The so-called Consumer and Small Business Protection Act (CSPA) would amend Section 349 of New York’s General Business Law, resulting in a vast expansion of legal liability for businesses operating in the Empire State.
Here are several provisions that could be problematic for businesses:
Expanded Prohibition on any “Unfair” or “Abusive” Acts
The CSPA would revise Section 349 of New York’s General Business Law, which currently prohibits only deceptive acts and practices, to prohibit “unfair, deceptive, or abusive” acts or practices. The proposed definitions of “unfair” and “abusive” acts are intentionally broad — the legislative findings state that the intent is to cover those “unscrupulous business practices” that are not deceptive but are otherwise unfair and abusive.
This means that despite having accurate representations to consumers, businesses may still face risk based on how they otherwise engage with the consumer. For example, businesses that engage in actions that “take unreasonable advantage” of a person’s lack of understanding of the risks, costs, or conditions of a product or service or of a person’s inability to protect their interests in using a product or service could be at risk of an enforcement action and/or litigation.
Nonprofit Suits Based on Test Purchases
The CSPA would allow third parties and organizations with the power to bring a class action suit on behalf of others similarly situated to bring suit.
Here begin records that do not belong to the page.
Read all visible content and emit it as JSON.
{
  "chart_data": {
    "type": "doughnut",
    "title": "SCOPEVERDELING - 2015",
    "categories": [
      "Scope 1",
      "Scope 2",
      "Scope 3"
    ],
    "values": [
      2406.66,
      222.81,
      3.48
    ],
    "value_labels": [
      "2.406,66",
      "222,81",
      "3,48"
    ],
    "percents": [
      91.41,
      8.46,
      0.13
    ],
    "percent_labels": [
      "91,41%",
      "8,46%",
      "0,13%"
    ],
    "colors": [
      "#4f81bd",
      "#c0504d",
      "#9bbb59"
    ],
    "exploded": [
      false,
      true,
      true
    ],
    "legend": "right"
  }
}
Significantly, a nonprofit organization could bring a test suit on behalf of the general public if it purchases or receives goods or services in order to evaluate their “qualities pertaining to use for personal, household, or family purposes.” Businesses could expect to face an uptick in lawsuits prompted by these test purchases, which, unlike consumer-complaint-driven lawsuits, may develop without any canary in the coal mine-type warnings.
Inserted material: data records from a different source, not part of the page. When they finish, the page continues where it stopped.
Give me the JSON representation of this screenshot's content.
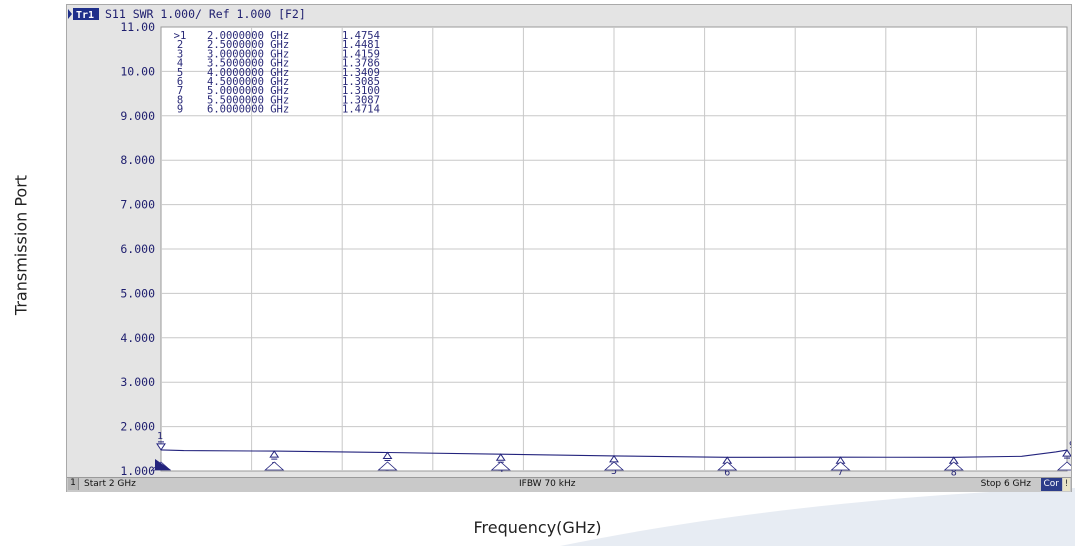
{
  "figure": {
    "ylabel": "Transmission Port",
    "xlabel": "Frequency(GHz)"
  },
  "trace_header": {
    "tag": "Tr1",
    "text": "S11 SWR 1.000/ Ref 1.000 [F2]"
  },
  "status_bar": {
    "channel": "1",
    "start": "Start 2 GHz",
    "ifbw": "IFBW 70 kHz",
    "stop": "Stop 6 GHz",
    "cor": "Cor",
    "flag": "!"
  },
  "colors": {
    "trace": "#23237d",
    "text": "#2a2a78",
    "grid": "#c8c8c8",
    "plot_bg": "#ffffff",
    "frame_bg": "#e4e4e4",
    "cor_badge": "#2d3d8a"
  },
  "chart_data": {
    "type": "line",
    "title": "",
    "xlabel": "Frequency(GHz)",
    "ylabel": "Transmission Port",
    "xlim": [
      2,
      6
    ],
    "ylim": [
      1.0,
      11.0
    ],
    "y_tick_labels": [
      "11.00",
      "10.00",
      "9.000",
      "8.000",
      "7.000",
      "6.000",
      "5.000",
      "4.000",
      "3.000",
      "2.000",
      "1.000"
    ],
    "grid": true,
    "series": [
      {
        "x": [
          2.0,
          2.1,
          2.5,
          3.0,
          3.5,
          4.0,
          4.5,
          5.0,
          5.5,
          5.8,
          5.95,
          6.0
        ],
        "y": [
          1.4754,
          1.46,
          1.4481,
          1.4159,
          1.3786,
          1.3409,
          1.3085,
          1.31,
          1.3087,
          1.33,
          1.43,
          1.4714
        ]
      }
    ],
    "markers": [
      {
        "label": "1",
        "marker_id": ">1",
        "freq": "2.0000000 GHz",
        "value": "1.4754",
        "x": 2.0,
        "y": 1.4754
      },
      {
        "label": "2",
        "marker_id": "2",
        "freq": "2.5000000 GHz",
        "value": "1.4481",
        "x": 2.5,
        "y": 1.4481
      },
      {
        "label": "3",
        "marker_id": "3",
        "freq": "3.0000000 GHz",
        "value": "1.4159",
        "x": 3.0,
        "y": 1.4159
      },
      {
        "label": "4",
        "marker_id": "4",
        "freq": "3.5000000 GHz",
        "value": "1.3786",
        "x": 3.5,
        "y": 1.3786
      },
      {
        "label": "5",
        "marker_id": "5",
        "freq": "4.0000000 GHz",
        "value": "1.3409",
        "x": 4.0,
        "y": 1.3409
      },
      {
        "label": "6",
        "marker_id": "6",
        "freq": "4.5000000 GHz",
        "value": "1.3085",
        "x": 4.5,
        "y": 1.3085
      },
      {
        "label": "7",
        "marker_id": "7",
        "freq": "5.0000000 GHz",
        "value": "1.3100",
        "x": 5.0,
        "y": 1.31
      },
      {
        "label": "8",
        "marker_id": "8",
        "freq": "5.5000000 GHz",
        "value": "1.3087",
        "x": 5.5,
        "y": 1.3087
      },
      {
        "label": "9",
        "marker_id": "9",
        "freq": "6.0000000 GHz",
        "value": "1.4714",
        "x": 6.0,
        "y": 1.4714
      }
    ]
  }
}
Business Disputes Without Consumer Impact Would Face Exposure
Currently, only business activities that are consumer-oriented or have a public impact are exposed to risk under Section 349. If these new bills are enacted into law, they will extend liability to cover business disputes with no consumer impact, expanding the scope of the legislation beyond violations that involve a sale of a good, service, or property for personal, family, or household purposes.
Private Plaintiffs Incentivized With Increased Damages, Attorneys’ Fees
In an effort to further deter unlawful behavior, the new legislation will allow private plaintiffs to seek statutory damages of $1,000 per violation, as well as actual damages, and mandate an award of attorneys’ fees to prevailing plaintiffs. It will also authorize class action suits.
Should the bills pass, they will almost certainly spark a flurry of litigation given the expanded liability they create, the increased number of plaintiffs and defendants who will be subject to the proposed legislation, and the greater incentive offered by the enhanced remedies.
The legislation is found in Senate Bill 795 (Comrie) and Assembly Bill 7138 (Weinstein). Both bills were in committee when the legislature adjourned earlier this month. The Assembly has reconvened, and the Senate is expected to reconvene this summer. If the bills are not enacted this summer, they will be deferred to the next legislative session, set to begin in January 2024.